Community assets are assets that are acquired during the marriage while separate assets are those acquired prior to marriage or after separation. This sounds simple in theory, but property division often becomes much more complicated due to the concept of comingling.
Comingling occurs when a separate asset mixes, or comingles, with a community asset. When this happens, the separate asset becomes a community asset and is now subject to division.
A common scenario involves a spouse using money in a separate bank account as a down payment on a marital home. Because money from the separate account has now mixed with a community asset, the home, the separate account is now treated as a community asset, even if it remains only in one spouse’s name.
Proving an asset is separate requires tracing
As you can imagine, the concept of comingling means that proving an asset remains a separate asset can be challenging.
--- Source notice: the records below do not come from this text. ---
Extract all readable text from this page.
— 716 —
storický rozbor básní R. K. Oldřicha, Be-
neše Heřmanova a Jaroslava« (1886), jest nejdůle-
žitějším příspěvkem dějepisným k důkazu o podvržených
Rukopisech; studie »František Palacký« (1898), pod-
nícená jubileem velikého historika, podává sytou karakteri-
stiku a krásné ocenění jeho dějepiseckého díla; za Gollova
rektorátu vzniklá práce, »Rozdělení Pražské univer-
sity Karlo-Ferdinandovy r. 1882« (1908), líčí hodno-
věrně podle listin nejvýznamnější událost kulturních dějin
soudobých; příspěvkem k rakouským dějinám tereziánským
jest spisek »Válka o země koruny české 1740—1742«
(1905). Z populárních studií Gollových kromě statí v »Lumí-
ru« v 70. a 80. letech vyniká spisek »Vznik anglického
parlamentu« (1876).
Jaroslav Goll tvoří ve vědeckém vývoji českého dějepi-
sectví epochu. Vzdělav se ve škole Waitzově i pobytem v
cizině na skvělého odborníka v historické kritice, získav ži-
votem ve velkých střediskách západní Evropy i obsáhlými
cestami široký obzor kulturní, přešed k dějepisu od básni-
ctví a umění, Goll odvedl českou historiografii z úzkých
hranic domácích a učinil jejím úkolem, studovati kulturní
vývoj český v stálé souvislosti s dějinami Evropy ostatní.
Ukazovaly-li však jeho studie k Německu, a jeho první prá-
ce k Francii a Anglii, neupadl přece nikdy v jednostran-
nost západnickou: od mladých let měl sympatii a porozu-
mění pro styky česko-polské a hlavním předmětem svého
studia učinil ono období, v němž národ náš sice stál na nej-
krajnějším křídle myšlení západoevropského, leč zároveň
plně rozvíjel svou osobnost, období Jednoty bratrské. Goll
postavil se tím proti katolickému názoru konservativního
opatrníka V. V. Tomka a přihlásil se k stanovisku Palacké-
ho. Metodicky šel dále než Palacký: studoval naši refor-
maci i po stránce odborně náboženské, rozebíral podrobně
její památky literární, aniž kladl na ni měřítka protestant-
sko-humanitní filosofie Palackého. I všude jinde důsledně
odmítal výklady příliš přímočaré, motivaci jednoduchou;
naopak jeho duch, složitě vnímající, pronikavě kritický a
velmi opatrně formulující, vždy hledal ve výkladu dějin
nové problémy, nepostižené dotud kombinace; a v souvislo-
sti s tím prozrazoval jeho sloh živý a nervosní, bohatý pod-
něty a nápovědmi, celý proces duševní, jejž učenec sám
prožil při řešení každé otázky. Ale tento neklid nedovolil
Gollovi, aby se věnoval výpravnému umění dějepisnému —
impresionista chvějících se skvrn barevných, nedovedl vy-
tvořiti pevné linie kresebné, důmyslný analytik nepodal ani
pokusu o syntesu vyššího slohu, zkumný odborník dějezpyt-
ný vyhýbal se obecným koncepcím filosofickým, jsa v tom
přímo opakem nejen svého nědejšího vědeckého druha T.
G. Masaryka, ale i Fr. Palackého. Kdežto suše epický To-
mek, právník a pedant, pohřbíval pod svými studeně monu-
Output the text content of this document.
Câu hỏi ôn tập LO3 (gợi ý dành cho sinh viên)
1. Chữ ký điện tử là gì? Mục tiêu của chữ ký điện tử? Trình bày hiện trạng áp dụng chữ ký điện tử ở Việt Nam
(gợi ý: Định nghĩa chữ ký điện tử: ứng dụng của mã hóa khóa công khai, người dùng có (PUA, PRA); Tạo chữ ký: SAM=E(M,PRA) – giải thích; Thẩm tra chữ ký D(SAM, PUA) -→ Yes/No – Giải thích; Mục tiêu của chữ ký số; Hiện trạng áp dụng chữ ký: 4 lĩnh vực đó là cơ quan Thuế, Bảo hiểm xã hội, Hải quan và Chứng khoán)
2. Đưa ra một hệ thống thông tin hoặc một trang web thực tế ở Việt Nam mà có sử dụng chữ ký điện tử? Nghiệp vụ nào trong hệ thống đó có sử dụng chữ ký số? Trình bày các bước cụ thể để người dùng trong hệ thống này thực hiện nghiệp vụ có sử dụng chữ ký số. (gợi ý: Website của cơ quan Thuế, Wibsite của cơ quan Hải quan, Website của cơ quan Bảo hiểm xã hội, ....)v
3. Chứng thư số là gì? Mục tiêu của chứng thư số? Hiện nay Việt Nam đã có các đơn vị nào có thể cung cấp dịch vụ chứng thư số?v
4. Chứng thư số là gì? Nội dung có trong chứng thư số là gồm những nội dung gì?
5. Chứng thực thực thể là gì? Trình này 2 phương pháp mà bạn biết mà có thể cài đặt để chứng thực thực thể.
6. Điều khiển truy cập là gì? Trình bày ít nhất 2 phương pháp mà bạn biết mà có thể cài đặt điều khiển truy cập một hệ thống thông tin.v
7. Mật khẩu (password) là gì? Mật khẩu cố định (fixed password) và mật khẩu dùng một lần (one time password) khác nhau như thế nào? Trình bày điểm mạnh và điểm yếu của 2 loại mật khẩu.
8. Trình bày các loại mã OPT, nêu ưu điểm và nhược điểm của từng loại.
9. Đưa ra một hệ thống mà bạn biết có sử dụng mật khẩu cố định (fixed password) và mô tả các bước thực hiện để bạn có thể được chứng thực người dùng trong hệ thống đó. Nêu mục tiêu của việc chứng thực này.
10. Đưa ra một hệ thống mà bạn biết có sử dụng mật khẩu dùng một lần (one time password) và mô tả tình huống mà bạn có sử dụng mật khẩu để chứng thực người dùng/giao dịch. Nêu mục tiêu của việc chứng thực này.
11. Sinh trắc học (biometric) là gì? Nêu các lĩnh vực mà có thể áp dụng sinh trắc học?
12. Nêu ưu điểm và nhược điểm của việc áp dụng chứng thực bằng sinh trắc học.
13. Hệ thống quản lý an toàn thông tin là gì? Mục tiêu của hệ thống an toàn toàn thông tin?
If you want to prove that an asset is a separate asset, you must trace the origin of the asset back to the start and show that at no point did it comingle with any marital assets.
Tracing assets becomes especially complicated in high-asset divorces involving various types of property, including real property, bank accounts and a range of investment accounts.
Your testimony alone is generally not enough to prove a separate asset. Disputes over community and separate assets often require the use of financial experts, such as forensic accountants, to testify about the asset tracing.
Even expert testimony is not always enough. It helps to have all documentation related to the separate assets ready to present. This documentation should go back as far as possible, ideally to the dates you acquired the separate assets.
Ways to avoid comingling
If you are worried about losing or splitting assets in a divorce due to comingling, there are some steps you can take. A pre-nuptial agreement can spell out what assets you and your spouse agree are community assets versus separate and how the community assets will be split.
There is a good chance you are reading this when you are already married and a pre-nuptial agreement is not an option. A post-nuptial agreement can accomplish the same goal.
Without the benefit of a pre- or post-nuptial agreement, you can avoid comingling by making sure that any money or property you wish to keep separate does not mix with any marital asset. Collect documentation for each separate asset and have it ready if you must one day prove it is separate property in a divorce proceeding.